L'honorable M. de Perceval veut faire admettre par la loi que les certificats de moralité et de probité pourront être admis ou sont admis en faveur de l'individu dénué de toute espèce de fortune, d'où je conclus que les certificats de moralité ne seraient pas admis en faveur de ceux qui possèdent une fortune quelconque et qui n'ont pas toujours de l'argent comptant.

Vous commencez donc par établir un privilège en faveur de ceux qui sont dénués de toute espèce de fortune.

Maintenant, remarquez le vague de votre amendement ; qu’est-ce que c'est que dénué de toute espèce de fortune ? Comment le tribunal pourra-t-il apprécier si un individu est ou n'est pas dénué de toute espèce de fortune ?

On se place toujours au point de vue du Code d'instruction actuel ; on ne semble pas se douter qu'il y a déjà des articles votés qui consacrent des réformes plus radicales que toutes celles que l'on veut introduire dans le projet.

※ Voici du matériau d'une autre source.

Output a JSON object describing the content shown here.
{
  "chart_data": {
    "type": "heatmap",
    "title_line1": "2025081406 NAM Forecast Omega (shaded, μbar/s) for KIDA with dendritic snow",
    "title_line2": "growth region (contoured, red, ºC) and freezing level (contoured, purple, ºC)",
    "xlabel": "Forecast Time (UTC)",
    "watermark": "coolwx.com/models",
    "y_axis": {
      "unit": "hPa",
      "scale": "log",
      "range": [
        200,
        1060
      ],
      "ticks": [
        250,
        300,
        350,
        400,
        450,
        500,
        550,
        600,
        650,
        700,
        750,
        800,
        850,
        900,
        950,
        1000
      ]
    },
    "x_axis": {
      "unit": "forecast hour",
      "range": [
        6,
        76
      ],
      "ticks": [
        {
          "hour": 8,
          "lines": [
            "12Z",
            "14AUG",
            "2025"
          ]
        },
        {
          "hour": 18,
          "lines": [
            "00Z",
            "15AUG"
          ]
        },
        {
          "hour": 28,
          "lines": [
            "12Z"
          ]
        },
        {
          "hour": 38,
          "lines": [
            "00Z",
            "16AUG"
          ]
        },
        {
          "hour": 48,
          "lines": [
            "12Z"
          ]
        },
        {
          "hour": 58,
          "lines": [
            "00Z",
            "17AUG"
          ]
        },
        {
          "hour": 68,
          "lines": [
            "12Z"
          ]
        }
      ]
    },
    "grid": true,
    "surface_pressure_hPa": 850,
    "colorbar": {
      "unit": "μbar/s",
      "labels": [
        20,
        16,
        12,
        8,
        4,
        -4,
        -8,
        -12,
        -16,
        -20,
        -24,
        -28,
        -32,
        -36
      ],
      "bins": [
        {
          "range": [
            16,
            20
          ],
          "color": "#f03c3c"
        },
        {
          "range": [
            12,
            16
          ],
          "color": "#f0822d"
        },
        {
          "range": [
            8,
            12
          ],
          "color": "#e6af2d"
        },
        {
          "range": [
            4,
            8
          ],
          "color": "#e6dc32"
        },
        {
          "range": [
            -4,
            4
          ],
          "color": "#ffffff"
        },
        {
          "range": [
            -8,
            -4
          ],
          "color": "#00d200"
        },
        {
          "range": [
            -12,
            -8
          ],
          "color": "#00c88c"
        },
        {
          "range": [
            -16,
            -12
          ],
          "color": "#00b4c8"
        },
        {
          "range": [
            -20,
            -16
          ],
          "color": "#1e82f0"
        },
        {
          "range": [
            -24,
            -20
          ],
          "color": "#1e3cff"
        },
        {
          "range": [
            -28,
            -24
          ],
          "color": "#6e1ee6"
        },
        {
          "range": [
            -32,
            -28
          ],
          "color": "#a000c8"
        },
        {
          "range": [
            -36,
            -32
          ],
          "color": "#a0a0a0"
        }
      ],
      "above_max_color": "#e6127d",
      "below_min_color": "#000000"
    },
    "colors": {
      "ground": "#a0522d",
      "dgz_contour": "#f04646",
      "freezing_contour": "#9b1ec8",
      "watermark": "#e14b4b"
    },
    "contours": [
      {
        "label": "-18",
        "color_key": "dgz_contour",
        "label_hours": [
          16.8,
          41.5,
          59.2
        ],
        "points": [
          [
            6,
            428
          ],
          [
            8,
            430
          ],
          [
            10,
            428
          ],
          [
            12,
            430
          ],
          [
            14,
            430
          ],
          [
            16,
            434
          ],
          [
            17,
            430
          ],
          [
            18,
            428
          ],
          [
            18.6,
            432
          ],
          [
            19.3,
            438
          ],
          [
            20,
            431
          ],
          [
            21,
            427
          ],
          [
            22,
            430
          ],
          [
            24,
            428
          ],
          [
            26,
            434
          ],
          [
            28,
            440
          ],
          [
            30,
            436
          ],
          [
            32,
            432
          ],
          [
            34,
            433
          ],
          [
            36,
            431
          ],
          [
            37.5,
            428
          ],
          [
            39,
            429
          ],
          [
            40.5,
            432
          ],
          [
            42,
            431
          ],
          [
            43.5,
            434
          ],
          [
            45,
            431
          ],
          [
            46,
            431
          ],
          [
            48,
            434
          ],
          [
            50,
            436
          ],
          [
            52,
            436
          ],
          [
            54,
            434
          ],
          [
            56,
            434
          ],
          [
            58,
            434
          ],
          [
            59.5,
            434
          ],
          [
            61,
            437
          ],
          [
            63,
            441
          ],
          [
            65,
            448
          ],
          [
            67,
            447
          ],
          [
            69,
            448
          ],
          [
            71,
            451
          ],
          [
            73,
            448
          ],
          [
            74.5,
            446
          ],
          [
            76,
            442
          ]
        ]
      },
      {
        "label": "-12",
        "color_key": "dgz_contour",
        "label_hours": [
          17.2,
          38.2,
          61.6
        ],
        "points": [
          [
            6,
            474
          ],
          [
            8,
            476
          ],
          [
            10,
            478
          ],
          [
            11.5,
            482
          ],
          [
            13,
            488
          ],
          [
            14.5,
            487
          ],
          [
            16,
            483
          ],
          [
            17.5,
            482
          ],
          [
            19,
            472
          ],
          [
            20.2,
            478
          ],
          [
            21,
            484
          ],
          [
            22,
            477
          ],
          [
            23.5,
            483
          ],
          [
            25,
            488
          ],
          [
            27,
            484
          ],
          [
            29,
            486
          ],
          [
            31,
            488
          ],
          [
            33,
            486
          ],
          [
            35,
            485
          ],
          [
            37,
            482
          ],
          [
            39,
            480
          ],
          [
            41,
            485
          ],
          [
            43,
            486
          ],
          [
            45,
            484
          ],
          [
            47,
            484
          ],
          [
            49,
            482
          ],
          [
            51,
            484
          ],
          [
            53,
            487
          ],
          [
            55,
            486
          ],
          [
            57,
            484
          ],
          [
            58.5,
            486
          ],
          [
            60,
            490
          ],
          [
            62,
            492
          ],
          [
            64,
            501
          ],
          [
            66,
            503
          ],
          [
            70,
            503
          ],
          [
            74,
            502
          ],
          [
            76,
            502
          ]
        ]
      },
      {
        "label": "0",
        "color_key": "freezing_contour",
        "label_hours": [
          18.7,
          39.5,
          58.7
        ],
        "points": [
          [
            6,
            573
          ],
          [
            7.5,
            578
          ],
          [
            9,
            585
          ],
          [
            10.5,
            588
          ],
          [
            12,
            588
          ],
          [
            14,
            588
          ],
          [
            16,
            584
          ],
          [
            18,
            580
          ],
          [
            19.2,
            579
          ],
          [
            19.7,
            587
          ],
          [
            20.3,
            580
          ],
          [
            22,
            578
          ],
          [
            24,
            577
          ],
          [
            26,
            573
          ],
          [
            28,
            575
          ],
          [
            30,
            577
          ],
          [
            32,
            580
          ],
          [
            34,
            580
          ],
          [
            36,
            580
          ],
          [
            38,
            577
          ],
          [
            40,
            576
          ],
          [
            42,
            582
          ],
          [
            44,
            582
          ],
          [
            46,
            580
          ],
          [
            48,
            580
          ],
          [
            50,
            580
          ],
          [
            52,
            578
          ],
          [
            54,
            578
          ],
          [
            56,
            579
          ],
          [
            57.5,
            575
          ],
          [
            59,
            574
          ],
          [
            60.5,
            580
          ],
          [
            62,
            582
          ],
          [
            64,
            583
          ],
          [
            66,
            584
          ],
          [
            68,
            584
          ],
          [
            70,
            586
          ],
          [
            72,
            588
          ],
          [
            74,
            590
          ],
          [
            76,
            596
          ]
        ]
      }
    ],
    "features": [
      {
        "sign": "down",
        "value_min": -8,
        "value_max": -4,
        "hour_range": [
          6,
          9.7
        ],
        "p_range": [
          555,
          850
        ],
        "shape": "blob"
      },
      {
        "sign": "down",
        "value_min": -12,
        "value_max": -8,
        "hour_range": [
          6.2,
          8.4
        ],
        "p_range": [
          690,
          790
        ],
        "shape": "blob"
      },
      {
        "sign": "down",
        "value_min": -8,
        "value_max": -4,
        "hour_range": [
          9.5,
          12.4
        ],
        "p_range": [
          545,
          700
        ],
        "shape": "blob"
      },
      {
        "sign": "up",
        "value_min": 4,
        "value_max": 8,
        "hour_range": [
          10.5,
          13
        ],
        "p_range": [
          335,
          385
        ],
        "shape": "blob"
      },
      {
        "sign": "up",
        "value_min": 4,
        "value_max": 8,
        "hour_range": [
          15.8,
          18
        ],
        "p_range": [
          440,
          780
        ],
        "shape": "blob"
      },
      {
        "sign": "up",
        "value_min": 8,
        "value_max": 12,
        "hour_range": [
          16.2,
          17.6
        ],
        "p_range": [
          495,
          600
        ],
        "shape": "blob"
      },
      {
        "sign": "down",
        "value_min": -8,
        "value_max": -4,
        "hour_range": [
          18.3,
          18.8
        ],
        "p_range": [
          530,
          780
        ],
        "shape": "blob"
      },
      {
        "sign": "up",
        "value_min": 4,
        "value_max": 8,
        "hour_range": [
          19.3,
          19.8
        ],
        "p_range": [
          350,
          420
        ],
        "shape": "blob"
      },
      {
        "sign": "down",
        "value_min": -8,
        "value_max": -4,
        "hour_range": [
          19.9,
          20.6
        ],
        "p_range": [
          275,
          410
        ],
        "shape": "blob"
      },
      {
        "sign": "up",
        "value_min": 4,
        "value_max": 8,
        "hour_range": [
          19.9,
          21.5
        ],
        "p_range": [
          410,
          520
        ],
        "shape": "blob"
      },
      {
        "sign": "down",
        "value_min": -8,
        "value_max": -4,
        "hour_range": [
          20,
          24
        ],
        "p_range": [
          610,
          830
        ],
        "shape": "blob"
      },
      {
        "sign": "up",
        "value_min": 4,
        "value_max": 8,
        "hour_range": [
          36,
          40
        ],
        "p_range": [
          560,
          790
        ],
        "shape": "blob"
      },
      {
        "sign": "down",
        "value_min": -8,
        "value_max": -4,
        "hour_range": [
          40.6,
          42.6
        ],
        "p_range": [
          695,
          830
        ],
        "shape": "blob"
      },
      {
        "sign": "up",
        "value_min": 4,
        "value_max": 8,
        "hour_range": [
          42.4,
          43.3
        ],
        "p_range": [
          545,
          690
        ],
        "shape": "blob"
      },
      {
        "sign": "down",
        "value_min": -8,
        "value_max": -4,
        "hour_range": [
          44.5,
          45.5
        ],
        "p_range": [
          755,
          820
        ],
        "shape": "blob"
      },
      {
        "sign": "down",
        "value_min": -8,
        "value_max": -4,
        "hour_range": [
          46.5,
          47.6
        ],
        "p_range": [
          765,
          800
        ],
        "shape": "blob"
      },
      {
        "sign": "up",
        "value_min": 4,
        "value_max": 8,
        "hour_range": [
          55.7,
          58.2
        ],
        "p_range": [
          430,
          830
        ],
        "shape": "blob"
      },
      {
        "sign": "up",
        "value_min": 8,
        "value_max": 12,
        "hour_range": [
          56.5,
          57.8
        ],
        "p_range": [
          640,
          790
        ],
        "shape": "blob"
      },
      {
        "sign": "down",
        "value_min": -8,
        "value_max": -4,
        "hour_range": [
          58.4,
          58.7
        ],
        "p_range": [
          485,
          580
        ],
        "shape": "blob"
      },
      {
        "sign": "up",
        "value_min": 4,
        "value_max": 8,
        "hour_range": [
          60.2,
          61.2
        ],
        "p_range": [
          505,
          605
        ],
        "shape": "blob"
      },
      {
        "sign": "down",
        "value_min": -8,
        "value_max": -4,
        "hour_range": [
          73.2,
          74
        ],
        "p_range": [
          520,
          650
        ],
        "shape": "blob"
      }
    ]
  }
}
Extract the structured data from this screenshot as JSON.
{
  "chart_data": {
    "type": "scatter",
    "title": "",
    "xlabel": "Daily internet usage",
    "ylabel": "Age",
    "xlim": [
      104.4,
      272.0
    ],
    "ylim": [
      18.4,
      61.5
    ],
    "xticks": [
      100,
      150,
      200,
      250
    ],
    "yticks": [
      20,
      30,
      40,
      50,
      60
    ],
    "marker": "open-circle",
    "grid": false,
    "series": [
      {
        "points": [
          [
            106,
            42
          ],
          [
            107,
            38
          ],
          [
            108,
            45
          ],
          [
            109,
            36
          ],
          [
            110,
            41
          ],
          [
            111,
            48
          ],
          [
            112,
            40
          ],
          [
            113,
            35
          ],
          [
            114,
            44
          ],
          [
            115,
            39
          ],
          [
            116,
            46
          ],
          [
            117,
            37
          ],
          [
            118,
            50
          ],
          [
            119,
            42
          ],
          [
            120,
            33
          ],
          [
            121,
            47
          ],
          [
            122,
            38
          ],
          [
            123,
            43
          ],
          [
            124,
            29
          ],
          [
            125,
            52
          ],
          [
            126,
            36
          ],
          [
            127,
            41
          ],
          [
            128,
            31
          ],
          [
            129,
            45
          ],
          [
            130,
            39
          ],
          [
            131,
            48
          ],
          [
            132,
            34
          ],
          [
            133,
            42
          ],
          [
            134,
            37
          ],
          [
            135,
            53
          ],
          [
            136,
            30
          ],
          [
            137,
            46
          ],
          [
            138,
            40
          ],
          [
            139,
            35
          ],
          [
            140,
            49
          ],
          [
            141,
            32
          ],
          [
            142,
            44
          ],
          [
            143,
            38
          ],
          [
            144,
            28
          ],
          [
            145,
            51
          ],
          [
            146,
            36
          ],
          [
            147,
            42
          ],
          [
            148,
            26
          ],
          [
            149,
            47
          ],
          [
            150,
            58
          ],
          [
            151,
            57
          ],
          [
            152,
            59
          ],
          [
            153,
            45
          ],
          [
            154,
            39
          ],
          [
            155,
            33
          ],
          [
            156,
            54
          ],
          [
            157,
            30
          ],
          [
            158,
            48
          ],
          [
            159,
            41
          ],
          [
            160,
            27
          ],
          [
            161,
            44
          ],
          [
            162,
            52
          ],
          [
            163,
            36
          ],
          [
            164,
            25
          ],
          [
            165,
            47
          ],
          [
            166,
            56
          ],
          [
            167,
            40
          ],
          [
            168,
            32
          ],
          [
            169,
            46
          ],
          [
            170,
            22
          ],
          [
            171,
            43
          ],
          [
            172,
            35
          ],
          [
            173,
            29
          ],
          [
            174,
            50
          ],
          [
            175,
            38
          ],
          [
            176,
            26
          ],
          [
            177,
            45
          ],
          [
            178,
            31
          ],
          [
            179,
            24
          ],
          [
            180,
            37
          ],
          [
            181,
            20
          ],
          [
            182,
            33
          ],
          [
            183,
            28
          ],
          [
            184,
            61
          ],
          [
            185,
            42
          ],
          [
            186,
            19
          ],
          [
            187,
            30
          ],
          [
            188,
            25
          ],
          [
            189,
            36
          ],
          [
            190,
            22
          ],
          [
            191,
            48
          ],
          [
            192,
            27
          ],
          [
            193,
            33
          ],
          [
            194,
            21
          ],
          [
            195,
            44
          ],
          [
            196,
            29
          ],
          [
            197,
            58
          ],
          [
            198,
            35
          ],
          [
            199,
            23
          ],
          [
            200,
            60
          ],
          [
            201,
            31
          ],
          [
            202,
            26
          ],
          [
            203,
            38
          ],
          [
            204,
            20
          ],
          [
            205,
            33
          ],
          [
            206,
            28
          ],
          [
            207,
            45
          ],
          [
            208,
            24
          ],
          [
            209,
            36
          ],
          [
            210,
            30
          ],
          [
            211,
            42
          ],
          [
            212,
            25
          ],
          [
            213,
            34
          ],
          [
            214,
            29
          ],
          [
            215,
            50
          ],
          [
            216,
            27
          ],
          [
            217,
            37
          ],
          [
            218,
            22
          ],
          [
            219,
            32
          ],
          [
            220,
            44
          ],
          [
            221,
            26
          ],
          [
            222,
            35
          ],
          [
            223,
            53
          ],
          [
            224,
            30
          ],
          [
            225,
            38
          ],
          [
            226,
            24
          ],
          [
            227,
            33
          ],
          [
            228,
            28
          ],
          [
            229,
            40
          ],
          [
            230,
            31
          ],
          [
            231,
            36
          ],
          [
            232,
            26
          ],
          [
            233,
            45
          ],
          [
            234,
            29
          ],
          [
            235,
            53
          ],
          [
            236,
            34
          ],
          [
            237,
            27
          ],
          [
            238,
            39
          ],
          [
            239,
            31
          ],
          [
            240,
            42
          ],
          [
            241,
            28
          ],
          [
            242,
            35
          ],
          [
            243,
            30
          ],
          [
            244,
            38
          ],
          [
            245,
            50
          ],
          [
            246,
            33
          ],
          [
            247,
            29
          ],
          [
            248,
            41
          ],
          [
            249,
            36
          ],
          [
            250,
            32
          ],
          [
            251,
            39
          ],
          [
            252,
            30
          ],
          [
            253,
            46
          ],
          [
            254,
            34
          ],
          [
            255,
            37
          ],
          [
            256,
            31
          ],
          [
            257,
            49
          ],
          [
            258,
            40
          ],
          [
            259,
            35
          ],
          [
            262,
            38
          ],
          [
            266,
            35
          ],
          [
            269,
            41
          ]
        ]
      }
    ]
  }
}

Je comprendrais parfaitement l'amendement sous l'ancien Code, alors que le minimum élait de 500 fr., lorsque personne ne pouvait être mis en liberté, une fois emprisonné ou mis sous mandat de dépôt, qu'en fournissant une caution élevée. Il y avait là de nombreux abus, mais ce sont des abus que nous faisons disparaître. Vous parlez toujours de petites peccadilles commises par de pauvres ouvriers, mais nous réformons ce système. Ces pauvres petites peccadilles ne donneront plus lieu à un emprisonnement préventif ; il ne faudra plus aucune caution quelconque : les individus demeureront en liberté.

Ainsi, messieurs, la loi, dans les dispositions déjà votées par la chambre, est plus libérale que l'amendement. Dans quel cas y aura-t-il lieu à mise en liberté sous caution ? Eh mon Dieu ! lisez la loi : il faudra des cas extrêmement graves, des cas exceptionnels. Et vous voulez que des certificats de moralité viennent effacer la tache qui résulte de ces faits graves et exceptionnels !

Mais ce serait une véritable contradiction dans la loi : d'un côte nous voulons des circonstances graves et exceptionnelles paur que l'emprisonnement puisse avoir lieu, et, d'un autre côté, nous dirions qu'il suffît, pour obtenir la mise en liberté provisoire, de posséder des certificats de moralité, moralité dont on ne fixe pas la date, qui peut être celle de la veille du délit (ce ne sera sans doute pas celle du lendemain), et qui peut remonter à des années.

Maintenant, entend-on, et sous ce rapport, je voudrais bien connaître l'opinion de l'honorable M. de Perceval, entend-on que le juge soit lié par les certificats de moralité ?

Je voudrais savoir aussi quelle est l'autorité qui devra signer les certificats de moralité : quelle sera cette autorité infaillible qui disposera de la liberté des prévenus ?

- Un membre. - Le chef d'atelier.

- Un autre membre. - Le bourgmestre.

- Un troisieme membre. - Le curé.

M. le ministre de la justice (M. Tesch). - Ainsi personne n'est d'accord sur le point de savoir par qui le certificat de moralité devra être signé.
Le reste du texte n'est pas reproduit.